-
-
Notifications
You must be signed in to change notification settings - Fork 294
Description
I'd like to propose an alternative to #53.
It is supposed in #53 that “invalid” characters (i.e. characters that cannot be encoded with the given encoding) should be dealt with individually. Sometimes, however, it becomes more useful to deal with the whole susbstrings of such characters. For such cases I propose an idea of a method that would split any given string into an array of encodable and non-encodable substrings following each other.
Example:
var iconvLite = require('iconv-lite');
console.log(
iconvLite.split('Хлѣбъ です。', 'cp866')
); // output: ['Хл', 'ѣ', 'бъ ', 'です。']The above suggested method is inspired by a behaviour of String.prototype.split when it is given a regular expression enclosed in a single set of capturing parentheses:
console.log(
'foo-bar'.split(/(-+)/)
); // output: [ 'foo', '-', 'bar' ]
console.log(
'--foo-bar'.split(/(-+)/)
); // output: [ '', '--', 'foo', '-', 'bar' ]The proposed method should remind its users of String.prototype.split (hence the name .split) and thus be understood by analogy.

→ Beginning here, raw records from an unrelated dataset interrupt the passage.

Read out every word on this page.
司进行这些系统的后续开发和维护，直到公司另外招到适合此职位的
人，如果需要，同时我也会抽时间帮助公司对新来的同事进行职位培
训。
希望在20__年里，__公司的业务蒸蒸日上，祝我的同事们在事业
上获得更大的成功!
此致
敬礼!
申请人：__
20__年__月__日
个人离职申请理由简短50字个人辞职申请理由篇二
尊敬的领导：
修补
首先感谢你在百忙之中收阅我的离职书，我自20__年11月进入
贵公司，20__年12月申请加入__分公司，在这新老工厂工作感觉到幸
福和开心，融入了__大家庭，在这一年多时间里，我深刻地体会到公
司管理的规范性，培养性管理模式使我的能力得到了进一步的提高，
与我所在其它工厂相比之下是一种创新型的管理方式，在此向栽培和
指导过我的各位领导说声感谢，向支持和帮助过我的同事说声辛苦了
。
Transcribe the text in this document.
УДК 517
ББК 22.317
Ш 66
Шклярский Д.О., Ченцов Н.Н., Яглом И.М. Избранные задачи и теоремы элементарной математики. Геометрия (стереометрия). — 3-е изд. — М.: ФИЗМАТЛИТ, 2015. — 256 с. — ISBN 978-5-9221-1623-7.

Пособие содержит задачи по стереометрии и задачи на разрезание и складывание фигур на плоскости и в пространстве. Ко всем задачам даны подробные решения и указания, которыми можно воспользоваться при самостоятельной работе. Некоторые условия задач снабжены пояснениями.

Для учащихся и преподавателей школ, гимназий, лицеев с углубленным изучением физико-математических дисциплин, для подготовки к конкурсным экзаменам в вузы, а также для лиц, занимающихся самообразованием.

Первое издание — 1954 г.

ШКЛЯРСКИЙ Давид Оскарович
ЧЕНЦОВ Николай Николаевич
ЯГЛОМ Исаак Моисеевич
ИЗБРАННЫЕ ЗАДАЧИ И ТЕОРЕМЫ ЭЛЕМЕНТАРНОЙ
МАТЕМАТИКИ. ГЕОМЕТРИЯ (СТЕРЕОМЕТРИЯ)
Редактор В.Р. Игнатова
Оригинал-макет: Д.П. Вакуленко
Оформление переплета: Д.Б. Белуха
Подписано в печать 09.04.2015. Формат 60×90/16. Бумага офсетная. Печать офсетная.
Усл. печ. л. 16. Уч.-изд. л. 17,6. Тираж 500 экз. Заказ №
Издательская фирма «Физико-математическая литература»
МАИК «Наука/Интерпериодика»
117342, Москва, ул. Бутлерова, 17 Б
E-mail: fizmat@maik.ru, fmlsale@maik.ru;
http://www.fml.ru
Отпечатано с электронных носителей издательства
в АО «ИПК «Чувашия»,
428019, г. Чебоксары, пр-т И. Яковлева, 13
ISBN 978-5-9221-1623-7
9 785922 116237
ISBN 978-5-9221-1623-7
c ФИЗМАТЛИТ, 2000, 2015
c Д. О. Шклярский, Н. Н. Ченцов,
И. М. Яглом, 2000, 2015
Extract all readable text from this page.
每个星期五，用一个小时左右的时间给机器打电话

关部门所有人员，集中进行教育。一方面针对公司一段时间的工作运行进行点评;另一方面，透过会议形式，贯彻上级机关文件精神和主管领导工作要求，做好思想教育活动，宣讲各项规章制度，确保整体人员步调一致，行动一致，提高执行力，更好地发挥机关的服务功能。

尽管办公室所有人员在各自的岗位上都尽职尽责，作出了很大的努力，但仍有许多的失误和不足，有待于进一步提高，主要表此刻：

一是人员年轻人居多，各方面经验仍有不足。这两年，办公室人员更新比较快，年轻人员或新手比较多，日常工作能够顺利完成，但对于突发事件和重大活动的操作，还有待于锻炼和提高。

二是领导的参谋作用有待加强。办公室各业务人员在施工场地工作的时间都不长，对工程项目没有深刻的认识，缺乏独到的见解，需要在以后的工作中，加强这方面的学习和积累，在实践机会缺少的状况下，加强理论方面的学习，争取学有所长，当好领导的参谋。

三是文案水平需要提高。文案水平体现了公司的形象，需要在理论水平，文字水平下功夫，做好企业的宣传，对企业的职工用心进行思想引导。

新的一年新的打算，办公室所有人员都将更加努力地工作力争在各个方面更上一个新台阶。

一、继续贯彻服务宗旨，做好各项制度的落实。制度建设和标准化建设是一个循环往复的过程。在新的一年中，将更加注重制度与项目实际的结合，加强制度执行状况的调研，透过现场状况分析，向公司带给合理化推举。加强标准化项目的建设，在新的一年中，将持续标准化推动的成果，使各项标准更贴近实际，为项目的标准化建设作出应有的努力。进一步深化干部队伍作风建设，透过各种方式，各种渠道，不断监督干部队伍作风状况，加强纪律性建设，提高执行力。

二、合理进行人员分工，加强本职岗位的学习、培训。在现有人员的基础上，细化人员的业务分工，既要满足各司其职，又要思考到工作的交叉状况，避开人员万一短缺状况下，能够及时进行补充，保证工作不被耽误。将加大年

To make a complete similarity, it should also behave similarly, i.e. the even array indices (0, 2, 4…) should always correspond to encodable substrings while the odd array indices (1, 3, 5…) should always correspond to non-encodable substring. (To achieve that, the first substring in the returned array could sometimes be intentionally left blank, like String.prototype.split does it in the [ '', '--', 'foo', '-', 'bar' ] example above, to preserve the meaning of odd and even indices.)